Monday, January 18, 2010

So-Co and Lime

"The HiLo is the only bar I have had the.... uh.... pleasure of seeing a naked man drinking at the bar next to a drag queen, a black cowboy, and a 40 year old woman with a mo-hawk." -- an acquaintance from the HiLo

I met Mom and Tona for a drink the other night. It isn't something that happens often, but I would like for it to happen again soon. Hanging out with Mom when she's had a couple drinks is a real ego-booster. While introducing me to people as her daughter, of course, she let each person know how hilarious I am. I don't think these people were too concerned with my personality as I was in a dress from Express that was...well...fitted. The short black dress was embellished with sparkles, as I was in a sparkle kind of mood that night. I haven't been out much lately, OK? It was an occasion of sorts.

The HiLo really is a special little place. You truly never know who you are going to run into. The bar is in OKC on Classen near Edna's, Drunken Fry, and the Speakeasy. It's a dark little hole in the wall that tends to get really packed on the weekends. If you haven't met the people who frequent there at least 20 or so times, they will not remember your name. I'm sure it has something to do with the insane amounts of alcohol consumed there, but I get to feel like the belle of the ball each and every time I step foot in the bar -- at least until they start to remember who I am and then I'm sure I will be known as "That smart mouthed girl that claims Tona is her Aunt".

It's easy to name drop Tona's name in the HiLo because sometimes she cocktails on Friday nights. It cuts out a lot of the get-to-know-you process that frankly sometimes bores the hell out of me. I can cut right into the part where I'm awesome. Using Tona as a name-drop is like an insta-friend button. I love it. One day, you will all be able to say my name and everyone will be like, "YEAH. She's so great. You must be great, too!" and you'll be like, "Yeah! You are totally right!"

And then you'll go out into the parking lot at closing time and puke because shots fly around that bar like its December 21,2012 already.

A few pointers in going to the HiLo:

1. Expect the unexpected.
2. Someone will probably cry on your shoulder.
3. Someone will end up buying you a shot. It will be strong.
4. People will strike up random conversations with you in line to get a drink.
5. On Friday nights the drag queens with call you out.
6. Expect homosexuals. They are there. They are sweet hearts.
7. Put your dance pants on. It can get crazy.
8. Expect to hear the word, "Titties," yelled out in unison at random times.
9. Bring taxi money.
10. Don't get offended by anyone. Everyone is wasted.

2 comments:

AuntT said...

Just remember that not everyone will love you if you mention my name, sweet girl.

Smooch!

Unknown said...

Deny, deny, deny, is usually the position I take in these situations.

However, I had so much freakin' fun last weekend that I am going to own up.

When you are a proud Mother, you just do what comes naturally: You brag.
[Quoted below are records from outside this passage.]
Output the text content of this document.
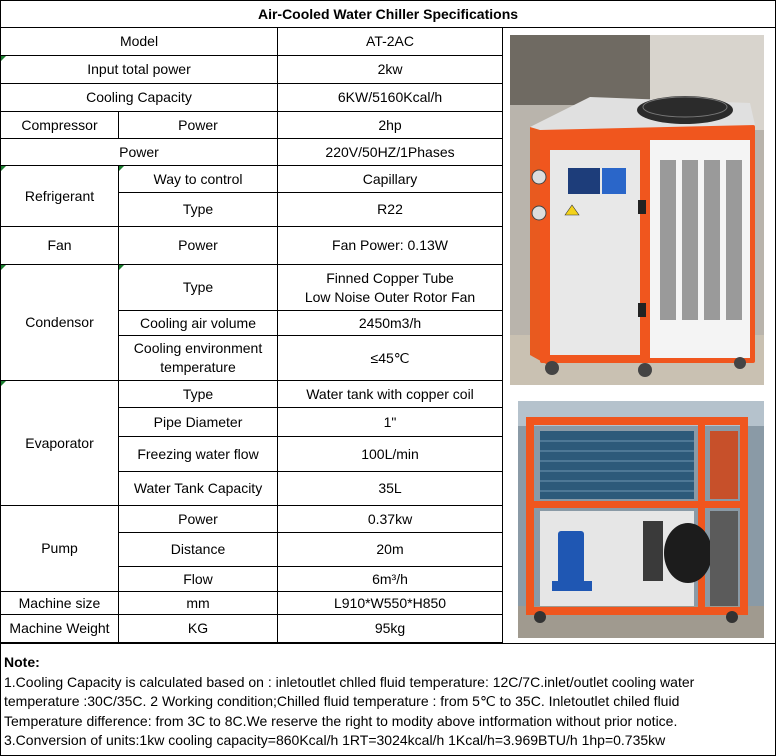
Air-Cooled Water Chiller Specifications
Model		AT-2AC
Input total power		2kw
Cooling Capacity		6KW/5160Kcal/h
Compressor	Power	2hp
Power		220V/50HZ/1Phases
Refrigerant	Way to control	Capillary
	Type	R22
Fan	Power	Fan Power: 0.13W
Condensor	Type	Finned Copper Tube
Low Noise Outer Rotor Fan

	Cooling air volume	2450m3/h

	Cooling environment
temperature	≤45℃
Evaporator	Type	Water tank with copper coil
	Pipe Diameter	1"
	Freezing water flow	100L/min
	Water Tank Capacity	35L
Pump	Power	0.37kw
	Distance	20m
	Flow	6m³/h
Machine size	mm	L910*W550*H850
Machine Weight	KG	95kg
Note:
1.Cooling Capacity is calculated based on : inletoutlet chlled fluid temperature: 12C/7C.inlet/outlet cooling water
temperature :30C/35C. 2 Working condition;Chilled fluid temperature : from 5℃ to 35C. Inletoutlet chiled fluid
Temperature difference: from 3C to 8C.We reserve the right to modity above intformation without prior notice.
3.Conversion of units:1kw cooling capacity=860Kcal/h 1RT=3024kcal/h 1Kcal/h=3.969BTU/h 1hp=0.735kw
Brit is hysterically funny. And occasionally someone would exclaim "you aren't old enough to be her mother!" Even though they were drunk as hell, I'll take the compliment.

And the people at the HiLo are extremely friendly. So while the man who sat next to me for a while likes boys, he still felt comfortable talking about my cleavage.

Tona is a minor celebrity at the HiLo, but I know, from fifteen years of friendship, that she knows someone no matter where we go. I name drop my friends all the time!